Monday, October 6, 2014

How Does Your Organization Approach Brand Repositioning?

Often, we are retained when a new CEO comes on board and changes the direction of his or her company and its products and services. As a part of that effort, the CEO asks the CMO to initiate a rebranding effort to communicate the change in direction.  In this way, the rebranding effort supports substantive changes in products, services or business direction. When a rebranding project is initiated in this way, we are often called upon to help the organization revisit its mission, vision and values in addition to its brand’s essence, promise and personality. The CEO is the primary driver of the initiative throughout the organization.

At other times, we are invited to help companies reposition their brands independent of premeditated business changes. But, this is still a strategic exercise. We focus on what needs to change to create a substantive and compelling point of difference and we work with the management team to achieve that substantive point of difference. This may result in organization redesign, business process redesign, product redesign, customer service overhaul and other real changes. Key to the success of this approach is involving the organization’s leadership team throughout the process.

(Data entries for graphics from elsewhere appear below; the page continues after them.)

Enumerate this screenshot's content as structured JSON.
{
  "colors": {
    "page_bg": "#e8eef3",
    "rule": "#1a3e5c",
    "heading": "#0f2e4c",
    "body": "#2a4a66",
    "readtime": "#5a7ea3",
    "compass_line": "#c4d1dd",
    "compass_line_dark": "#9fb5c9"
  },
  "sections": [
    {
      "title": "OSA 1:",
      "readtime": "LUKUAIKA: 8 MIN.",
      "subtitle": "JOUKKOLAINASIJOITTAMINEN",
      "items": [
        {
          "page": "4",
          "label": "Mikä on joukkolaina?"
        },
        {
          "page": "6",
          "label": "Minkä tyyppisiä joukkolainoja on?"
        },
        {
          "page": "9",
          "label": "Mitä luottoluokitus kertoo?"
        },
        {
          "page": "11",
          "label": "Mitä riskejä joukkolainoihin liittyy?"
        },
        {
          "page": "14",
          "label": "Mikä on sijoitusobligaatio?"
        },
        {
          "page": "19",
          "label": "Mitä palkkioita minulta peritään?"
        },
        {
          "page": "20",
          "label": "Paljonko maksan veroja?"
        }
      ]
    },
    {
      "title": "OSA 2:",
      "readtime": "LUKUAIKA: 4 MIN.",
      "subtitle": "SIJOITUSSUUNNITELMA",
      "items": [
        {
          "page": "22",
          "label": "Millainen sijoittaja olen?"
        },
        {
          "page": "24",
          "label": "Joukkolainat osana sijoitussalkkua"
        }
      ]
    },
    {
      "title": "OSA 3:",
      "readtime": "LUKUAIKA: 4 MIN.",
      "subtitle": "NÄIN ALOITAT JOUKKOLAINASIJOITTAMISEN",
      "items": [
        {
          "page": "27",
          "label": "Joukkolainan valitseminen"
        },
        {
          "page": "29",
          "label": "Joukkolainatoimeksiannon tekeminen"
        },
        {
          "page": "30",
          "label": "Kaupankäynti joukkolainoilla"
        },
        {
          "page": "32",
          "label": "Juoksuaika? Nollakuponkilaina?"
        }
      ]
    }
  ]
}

A third type of brand repositioning requests comes from organizations that know their brands lack differentiation from other brands in their categories, but that view this mostly as a brand identity and marketing communication exercise. This initiative usually comes from the marketing department itself and may or may not be instigated or supported at a higher level in the organization. We try to work with the internal team to not only change the brand’s identity and marketing messages but also to create additional brand promise proof points at each point of customer contact through our customer touch point design workshop.

There is a final type of brand repositioning project, in which we typically do not get involved (because we are brand strategy consultants). These are initiated by marketing departments and are viewed primarily as the need for a new communications campaign supported by fresh creative. It is independent of any real change in the organization or its products or services. The key point of difference is created through the messaging itself.


It might be useful for you to think through how your organization approaches brand repositioning and what that says about its capacity for long-term success.